In sloppenwijk Cotiza in het centrum van Caracas hangt dinsdagochtend nog altijd de indringende geur van traangas. De straten zijn bezaaid met glasscherven en stenen. ‘We hebben hier al veertig dagen geen water’, vertelt Elizabeth Saez, een 46-jarige inwoner van de wijk. ‘Er is geen voedsel te krijgen, maar voor traangas heeft de regering kennelijk wel geld.’

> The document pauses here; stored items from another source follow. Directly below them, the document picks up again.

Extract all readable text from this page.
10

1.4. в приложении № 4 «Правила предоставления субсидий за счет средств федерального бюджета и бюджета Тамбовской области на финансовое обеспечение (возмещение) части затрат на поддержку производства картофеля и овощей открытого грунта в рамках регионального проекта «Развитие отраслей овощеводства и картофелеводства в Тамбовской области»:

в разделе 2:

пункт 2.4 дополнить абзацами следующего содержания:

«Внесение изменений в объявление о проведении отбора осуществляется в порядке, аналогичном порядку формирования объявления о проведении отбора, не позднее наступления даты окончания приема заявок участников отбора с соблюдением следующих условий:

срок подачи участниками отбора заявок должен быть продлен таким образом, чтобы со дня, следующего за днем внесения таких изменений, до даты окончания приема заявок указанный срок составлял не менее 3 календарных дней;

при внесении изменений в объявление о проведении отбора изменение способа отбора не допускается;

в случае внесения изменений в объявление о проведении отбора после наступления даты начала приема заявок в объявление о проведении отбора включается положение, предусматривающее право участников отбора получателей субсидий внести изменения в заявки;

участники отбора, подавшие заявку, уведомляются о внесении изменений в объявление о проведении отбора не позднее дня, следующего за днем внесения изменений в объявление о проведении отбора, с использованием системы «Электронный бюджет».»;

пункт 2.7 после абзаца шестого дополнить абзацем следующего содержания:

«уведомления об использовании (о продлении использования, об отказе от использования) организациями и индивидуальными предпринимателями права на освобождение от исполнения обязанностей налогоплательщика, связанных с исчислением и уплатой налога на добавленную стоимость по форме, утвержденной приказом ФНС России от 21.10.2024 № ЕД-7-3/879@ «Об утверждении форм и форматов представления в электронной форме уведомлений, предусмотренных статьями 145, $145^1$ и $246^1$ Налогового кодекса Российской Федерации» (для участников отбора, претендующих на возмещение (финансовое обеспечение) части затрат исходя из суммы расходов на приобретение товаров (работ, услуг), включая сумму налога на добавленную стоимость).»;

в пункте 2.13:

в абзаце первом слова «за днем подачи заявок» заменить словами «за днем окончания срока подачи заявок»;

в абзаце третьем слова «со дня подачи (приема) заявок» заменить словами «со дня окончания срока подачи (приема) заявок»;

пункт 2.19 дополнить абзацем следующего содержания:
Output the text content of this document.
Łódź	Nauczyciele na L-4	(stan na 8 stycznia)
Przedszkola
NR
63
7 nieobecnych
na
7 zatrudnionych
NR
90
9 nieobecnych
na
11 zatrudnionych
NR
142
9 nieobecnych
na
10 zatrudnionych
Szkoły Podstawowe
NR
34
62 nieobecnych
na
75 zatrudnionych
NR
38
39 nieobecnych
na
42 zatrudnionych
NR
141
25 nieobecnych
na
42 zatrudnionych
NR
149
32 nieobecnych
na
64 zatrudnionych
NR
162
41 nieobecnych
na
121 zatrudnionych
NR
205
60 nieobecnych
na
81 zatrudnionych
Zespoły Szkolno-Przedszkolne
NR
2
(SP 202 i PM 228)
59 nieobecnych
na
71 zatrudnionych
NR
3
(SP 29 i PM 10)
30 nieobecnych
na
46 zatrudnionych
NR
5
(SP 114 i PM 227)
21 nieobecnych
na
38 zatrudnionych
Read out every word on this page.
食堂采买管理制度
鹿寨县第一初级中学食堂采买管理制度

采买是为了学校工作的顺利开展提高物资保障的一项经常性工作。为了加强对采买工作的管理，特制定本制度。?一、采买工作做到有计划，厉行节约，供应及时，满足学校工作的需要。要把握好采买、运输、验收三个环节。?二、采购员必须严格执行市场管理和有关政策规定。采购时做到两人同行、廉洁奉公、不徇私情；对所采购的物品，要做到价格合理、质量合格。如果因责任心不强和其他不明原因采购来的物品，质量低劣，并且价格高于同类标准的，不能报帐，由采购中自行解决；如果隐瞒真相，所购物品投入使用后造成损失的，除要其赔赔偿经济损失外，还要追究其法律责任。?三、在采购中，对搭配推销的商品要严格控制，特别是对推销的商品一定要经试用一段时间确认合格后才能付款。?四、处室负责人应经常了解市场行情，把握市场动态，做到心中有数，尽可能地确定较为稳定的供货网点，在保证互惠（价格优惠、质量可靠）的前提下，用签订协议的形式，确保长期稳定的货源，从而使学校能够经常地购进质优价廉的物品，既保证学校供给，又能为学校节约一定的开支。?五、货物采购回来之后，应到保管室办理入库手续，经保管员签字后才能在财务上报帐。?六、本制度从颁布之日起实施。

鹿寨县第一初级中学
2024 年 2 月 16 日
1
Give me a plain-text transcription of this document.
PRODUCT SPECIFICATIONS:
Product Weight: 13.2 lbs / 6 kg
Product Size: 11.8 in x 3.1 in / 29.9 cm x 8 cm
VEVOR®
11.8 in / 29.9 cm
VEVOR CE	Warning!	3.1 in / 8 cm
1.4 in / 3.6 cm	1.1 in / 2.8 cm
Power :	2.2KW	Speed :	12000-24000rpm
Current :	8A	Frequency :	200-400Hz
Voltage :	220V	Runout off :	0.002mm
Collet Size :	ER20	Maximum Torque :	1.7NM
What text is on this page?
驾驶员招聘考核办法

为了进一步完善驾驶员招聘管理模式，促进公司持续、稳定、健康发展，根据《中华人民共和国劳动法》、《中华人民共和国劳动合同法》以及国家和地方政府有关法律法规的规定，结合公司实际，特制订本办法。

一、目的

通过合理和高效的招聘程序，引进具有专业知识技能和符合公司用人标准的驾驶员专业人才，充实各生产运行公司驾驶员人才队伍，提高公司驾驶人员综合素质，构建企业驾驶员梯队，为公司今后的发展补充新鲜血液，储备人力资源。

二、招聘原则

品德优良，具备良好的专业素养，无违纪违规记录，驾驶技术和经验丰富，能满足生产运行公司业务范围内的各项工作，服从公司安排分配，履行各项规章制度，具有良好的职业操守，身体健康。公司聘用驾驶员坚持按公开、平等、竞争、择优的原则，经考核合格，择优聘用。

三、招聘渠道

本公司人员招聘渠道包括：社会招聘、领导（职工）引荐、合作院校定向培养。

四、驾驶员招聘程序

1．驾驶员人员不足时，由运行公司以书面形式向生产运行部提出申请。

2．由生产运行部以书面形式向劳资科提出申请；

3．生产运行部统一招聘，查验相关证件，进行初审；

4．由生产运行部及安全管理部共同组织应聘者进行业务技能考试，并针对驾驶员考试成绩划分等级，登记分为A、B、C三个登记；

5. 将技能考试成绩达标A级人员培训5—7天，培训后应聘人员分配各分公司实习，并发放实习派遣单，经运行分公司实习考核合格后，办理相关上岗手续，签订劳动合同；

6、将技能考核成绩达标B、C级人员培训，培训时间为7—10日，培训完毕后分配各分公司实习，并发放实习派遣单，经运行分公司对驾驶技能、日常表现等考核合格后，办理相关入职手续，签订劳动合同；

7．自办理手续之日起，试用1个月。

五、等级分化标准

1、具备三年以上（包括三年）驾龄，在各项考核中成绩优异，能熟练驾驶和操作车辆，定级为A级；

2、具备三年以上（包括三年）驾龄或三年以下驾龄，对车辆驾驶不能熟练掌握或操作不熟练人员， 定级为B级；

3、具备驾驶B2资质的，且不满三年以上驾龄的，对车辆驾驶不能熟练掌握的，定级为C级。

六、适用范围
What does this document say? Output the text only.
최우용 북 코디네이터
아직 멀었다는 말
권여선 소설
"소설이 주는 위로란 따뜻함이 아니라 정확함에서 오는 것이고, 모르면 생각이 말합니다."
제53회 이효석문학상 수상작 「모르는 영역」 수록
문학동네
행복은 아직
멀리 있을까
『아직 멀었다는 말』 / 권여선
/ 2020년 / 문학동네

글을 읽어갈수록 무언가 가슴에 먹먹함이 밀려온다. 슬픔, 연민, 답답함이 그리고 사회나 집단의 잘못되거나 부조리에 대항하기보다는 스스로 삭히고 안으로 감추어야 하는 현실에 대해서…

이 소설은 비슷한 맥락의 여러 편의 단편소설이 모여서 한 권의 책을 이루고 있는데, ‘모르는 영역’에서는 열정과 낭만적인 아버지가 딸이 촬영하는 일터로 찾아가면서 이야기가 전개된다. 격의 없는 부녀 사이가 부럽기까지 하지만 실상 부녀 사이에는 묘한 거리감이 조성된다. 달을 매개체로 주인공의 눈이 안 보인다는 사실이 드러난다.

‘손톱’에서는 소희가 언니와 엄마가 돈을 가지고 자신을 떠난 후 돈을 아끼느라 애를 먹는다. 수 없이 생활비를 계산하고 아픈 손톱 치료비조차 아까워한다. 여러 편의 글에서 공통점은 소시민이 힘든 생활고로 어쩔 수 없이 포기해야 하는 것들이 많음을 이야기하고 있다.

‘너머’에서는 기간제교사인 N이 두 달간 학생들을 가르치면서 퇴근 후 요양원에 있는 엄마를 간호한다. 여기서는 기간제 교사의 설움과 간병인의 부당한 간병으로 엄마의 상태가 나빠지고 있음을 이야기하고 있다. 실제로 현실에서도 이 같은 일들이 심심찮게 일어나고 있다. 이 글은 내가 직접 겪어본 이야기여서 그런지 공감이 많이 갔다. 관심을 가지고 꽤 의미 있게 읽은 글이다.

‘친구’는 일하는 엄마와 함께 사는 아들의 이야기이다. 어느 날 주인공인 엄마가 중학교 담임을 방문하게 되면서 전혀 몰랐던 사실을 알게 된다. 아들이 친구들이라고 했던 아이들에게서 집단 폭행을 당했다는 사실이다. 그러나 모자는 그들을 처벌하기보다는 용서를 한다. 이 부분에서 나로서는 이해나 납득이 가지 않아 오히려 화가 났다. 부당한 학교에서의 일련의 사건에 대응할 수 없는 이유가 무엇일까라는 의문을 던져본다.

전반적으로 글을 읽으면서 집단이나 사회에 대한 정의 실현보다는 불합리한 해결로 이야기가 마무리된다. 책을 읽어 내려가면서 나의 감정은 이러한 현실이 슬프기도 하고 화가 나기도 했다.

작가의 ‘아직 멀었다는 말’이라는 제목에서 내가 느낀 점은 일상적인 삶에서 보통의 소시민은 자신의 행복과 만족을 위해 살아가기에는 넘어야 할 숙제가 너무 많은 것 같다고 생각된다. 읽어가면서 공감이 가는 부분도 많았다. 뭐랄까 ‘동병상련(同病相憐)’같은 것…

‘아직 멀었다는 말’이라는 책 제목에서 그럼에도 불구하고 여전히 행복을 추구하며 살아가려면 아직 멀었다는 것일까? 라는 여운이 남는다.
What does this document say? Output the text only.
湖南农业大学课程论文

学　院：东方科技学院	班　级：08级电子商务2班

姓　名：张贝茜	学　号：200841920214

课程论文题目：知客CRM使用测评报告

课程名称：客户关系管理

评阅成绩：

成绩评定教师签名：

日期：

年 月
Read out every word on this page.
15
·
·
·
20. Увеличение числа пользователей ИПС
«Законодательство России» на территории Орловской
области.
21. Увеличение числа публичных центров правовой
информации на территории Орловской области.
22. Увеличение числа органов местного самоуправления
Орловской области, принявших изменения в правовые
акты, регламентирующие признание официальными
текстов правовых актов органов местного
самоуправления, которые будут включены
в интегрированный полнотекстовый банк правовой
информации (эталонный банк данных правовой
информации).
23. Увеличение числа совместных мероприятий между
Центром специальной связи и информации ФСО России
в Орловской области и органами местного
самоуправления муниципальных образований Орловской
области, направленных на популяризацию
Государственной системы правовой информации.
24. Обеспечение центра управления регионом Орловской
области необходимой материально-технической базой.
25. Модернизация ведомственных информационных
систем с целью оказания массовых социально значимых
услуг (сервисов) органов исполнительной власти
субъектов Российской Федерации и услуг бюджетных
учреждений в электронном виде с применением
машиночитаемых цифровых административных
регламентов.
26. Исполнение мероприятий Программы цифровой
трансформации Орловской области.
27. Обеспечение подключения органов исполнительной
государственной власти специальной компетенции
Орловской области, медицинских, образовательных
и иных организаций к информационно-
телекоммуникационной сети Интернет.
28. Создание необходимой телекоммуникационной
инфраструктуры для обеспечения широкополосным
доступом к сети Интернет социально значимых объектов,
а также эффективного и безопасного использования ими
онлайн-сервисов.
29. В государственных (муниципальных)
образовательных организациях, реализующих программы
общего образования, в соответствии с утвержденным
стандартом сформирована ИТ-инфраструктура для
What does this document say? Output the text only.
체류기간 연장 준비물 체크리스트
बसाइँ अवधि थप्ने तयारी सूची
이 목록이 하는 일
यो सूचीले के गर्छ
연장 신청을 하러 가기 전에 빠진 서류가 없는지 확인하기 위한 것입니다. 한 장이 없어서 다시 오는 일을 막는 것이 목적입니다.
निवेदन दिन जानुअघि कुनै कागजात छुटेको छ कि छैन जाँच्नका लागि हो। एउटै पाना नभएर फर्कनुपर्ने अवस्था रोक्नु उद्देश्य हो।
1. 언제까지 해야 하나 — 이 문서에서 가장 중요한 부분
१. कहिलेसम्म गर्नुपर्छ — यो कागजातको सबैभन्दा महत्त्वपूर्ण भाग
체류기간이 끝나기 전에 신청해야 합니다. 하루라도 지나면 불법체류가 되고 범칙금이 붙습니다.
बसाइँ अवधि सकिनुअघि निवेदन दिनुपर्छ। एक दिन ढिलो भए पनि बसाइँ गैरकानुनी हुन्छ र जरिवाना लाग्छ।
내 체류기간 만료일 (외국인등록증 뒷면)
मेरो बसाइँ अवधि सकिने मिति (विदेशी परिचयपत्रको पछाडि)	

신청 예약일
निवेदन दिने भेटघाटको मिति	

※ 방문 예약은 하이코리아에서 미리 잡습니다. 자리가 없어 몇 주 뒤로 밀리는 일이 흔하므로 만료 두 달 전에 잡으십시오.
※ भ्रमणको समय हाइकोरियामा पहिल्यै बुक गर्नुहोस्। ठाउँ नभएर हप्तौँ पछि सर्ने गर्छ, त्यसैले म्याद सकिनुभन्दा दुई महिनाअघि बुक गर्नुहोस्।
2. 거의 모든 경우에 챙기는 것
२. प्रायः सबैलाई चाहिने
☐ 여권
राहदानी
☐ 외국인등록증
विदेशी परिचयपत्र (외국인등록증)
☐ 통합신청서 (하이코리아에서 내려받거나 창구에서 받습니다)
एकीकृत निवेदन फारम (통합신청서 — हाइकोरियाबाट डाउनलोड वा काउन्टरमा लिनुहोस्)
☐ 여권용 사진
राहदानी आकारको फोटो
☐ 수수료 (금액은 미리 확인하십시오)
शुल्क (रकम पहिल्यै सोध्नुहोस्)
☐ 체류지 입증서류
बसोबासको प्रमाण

Saez woont op nog geen vijftig meter van een kazerne van de nationale garde. Maandag vlak voor zonsopgang sloegen hier tientallen gardisten aan het muiten. ‘We erkennen de regering van Nicolás Maduro niet’, zeiden ze in een videoboodschap. De gardisten wilden zich aan ‘de kant van het volk’ scharen, en gaven daarmee gehoor aan de oproep van oppositieleider Juan Guaidó. ‘Er werd geschoten in de kazerne’, aldus Saez. Kort daarop werden de opstandelingen ingerekend.

We hebben honger

De inwoners van Cotiza waren toen de straat al op gegaan om de opstand te steunen. Ze gooiden met stenen naar de toegesnelde ordetroepen en wierpen brandende barricades op. De vonk van Cotiza sloeg over en de protesten verspreidden zich razendsnel door de rest van de stad. Tot diep in de nacht vochten inwoners van sloppenwijken met de nationale garde. ‘Maduro, moordenaar’, schreeuwden mensen uit het raam terwijl ze op potten en pannen sloegen. ‘We hebben honger.’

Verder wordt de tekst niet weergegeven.